In August of 2013, the law allowing same-sex couples to not only get married but adopt children came into effect making New Zealand the first Asian Pacific country to do so.
England & Wales
The law allowing gay and lesbian couples to marry passed in 2013 but it only affects the citizens of England and Wales.
Uruguay is the second Latin American country to legalize same-sex marriage after passing the law in 2013. They have had the rights to adopt since 2009.
Scotland took a vote, and the majority of the Parliament was in support of legalizing gay marriage. The law passed in 2014 but does give religious groups the right to decide whether they want to perform such marriages or not.
Luxembourg legalized gay marriage in 2014 and allowed gay couples to adopt children majorly due to the Prime Minister himself who identifies as homosexual.
Finland is the last Nordic country that legalized same-sex marriage in the year 2015, but it will go into effect in 2017.
In 2015, Ireland arranged a referendum which was won by popular vote allowing same-sex couples to marry becoming the first country to do so.
The homosexual community got the right to marry in Greenland in May of 2015 as the country was not subject to Denmark’s law that passed in 2012.
Even though Massachusetts was the first state to legalize gay marriage in the United States, the law passed nationwide in 2015 allowing gay couples to marry.

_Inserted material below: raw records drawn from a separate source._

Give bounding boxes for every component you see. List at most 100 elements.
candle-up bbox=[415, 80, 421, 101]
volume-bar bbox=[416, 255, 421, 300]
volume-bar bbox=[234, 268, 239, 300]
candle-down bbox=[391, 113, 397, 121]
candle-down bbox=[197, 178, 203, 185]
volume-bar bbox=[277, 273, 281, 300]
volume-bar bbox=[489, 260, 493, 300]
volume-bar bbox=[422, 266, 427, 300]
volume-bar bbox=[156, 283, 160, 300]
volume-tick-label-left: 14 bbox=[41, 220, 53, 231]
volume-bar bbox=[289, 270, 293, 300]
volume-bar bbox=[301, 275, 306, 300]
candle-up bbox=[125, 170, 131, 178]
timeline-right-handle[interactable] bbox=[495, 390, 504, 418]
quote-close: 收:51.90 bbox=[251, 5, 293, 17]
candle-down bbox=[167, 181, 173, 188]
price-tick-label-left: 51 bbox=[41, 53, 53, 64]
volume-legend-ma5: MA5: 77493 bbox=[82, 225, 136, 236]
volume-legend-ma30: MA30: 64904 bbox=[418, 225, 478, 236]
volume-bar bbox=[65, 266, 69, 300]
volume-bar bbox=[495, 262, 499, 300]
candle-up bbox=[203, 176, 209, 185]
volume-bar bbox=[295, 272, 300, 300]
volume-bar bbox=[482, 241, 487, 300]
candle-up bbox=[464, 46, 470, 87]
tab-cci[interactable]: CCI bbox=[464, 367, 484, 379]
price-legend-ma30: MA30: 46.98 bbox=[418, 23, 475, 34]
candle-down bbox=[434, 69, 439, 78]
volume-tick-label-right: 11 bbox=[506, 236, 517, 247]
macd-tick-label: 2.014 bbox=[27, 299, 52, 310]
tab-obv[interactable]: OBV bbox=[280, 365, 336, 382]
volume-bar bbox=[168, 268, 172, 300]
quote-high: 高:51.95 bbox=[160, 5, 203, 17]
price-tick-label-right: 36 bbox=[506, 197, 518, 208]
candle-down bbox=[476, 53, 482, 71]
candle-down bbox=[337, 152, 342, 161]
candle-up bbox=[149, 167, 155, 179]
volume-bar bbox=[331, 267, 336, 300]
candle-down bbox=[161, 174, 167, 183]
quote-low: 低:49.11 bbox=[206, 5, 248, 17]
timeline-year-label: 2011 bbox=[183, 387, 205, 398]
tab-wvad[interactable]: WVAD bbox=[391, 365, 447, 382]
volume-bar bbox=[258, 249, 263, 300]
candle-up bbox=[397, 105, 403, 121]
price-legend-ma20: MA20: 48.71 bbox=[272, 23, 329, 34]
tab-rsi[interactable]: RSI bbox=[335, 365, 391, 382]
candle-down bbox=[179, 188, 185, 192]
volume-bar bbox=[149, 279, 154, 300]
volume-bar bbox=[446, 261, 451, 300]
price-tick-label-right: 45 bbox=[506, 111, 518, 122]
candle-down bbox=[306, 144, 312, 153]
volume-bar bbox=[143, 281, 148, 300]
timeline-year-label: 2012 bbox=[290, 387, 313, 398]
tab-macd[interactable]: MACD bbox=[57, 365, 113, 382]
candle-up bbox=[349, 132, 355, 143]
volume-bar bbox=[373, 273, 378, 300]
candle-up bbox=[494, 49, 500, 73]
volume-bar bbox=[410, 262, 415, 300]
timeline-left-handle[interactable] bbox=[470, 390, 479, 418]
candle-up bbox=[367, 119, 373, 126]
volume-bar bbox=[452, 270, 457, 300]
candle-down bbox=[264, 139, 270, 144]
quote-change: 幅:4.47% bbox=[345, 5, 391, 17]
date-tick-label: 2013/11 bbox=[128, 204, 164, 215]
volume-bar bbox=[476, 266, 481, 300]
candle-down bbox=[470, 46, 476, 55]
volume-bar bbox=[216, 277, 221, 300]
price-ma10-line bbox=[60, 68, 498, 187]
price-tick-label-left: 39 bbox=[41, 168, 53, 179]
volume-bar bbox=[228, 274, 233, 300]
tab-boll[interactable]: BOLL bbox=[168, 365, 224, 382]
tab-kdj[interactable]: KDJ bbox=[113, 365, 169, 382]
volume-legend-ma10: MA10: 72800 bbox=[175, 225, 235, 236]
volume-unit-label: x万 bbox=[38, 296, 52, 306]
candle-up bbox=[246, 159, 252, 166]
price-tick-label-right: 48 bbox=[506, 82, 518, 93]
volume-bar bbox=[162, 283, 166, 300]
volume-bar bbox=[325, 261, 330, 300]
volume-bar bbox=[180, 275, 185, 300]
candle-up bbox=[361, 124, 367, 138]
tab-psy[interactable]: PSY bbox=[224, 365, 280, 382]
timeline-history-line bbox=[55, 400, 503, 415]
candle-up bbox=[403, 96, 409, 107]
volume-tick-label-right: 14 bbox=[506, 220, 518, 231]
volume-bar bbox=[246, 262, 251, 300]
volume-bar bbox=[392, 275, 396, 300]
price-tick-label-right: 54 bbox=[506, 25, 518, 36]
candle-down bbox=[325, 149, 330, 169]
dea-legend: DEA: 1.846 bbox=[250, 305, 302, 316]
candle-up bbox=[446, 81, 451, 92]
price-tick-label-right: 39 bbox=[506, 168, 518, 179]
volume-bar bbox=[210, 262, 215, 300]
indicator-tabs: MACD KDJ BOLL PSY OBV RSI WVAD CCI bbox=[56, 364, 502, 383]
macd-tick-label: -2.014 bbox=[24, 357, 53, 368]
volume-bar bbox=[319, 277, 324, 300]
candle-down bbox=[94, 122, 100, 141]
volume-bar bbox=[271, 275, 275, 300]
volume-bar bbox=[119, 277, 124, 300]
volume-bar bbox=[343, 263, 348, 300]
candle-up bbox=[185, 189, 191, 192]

The list of gay marriage countries added Colombia to it in the year 2016 after the law passed legalizing gay marriages nationwide.
In 2017, Germany became number 15 on the list of European countries that passed legislation allowing for gay and lesbian couples to get married legally.
The Mediterranean island of Malta passed the law that allowed legal rights to gay and lesbian couples to get married in the country after a unanimous vote from the Parliament even though the Catholic Church immediately opposed the idea. The law passed in July of the year 2017.
In conclusion, there are about 25 countries that have passed laws allowing same-sex marriages to occur in their nations but some of them still face a substantial amount of backlash. Many countries allowed religious groups to decide on their own whether they want to allow the marriages to happen in their community or not. There are many countries left in the world that still heavily oppose the idea of homosexual couples getting the right to marry. Many countries are in the midst of changing and fighting such laws by launching campaigns to allow gay couples the rights to marry just like any other heterosexual couple. Many religious groups are also managing their protests and campaigns against the idea. It is safe to say that the world is, and will probably remain, divided on the topic for quite some time.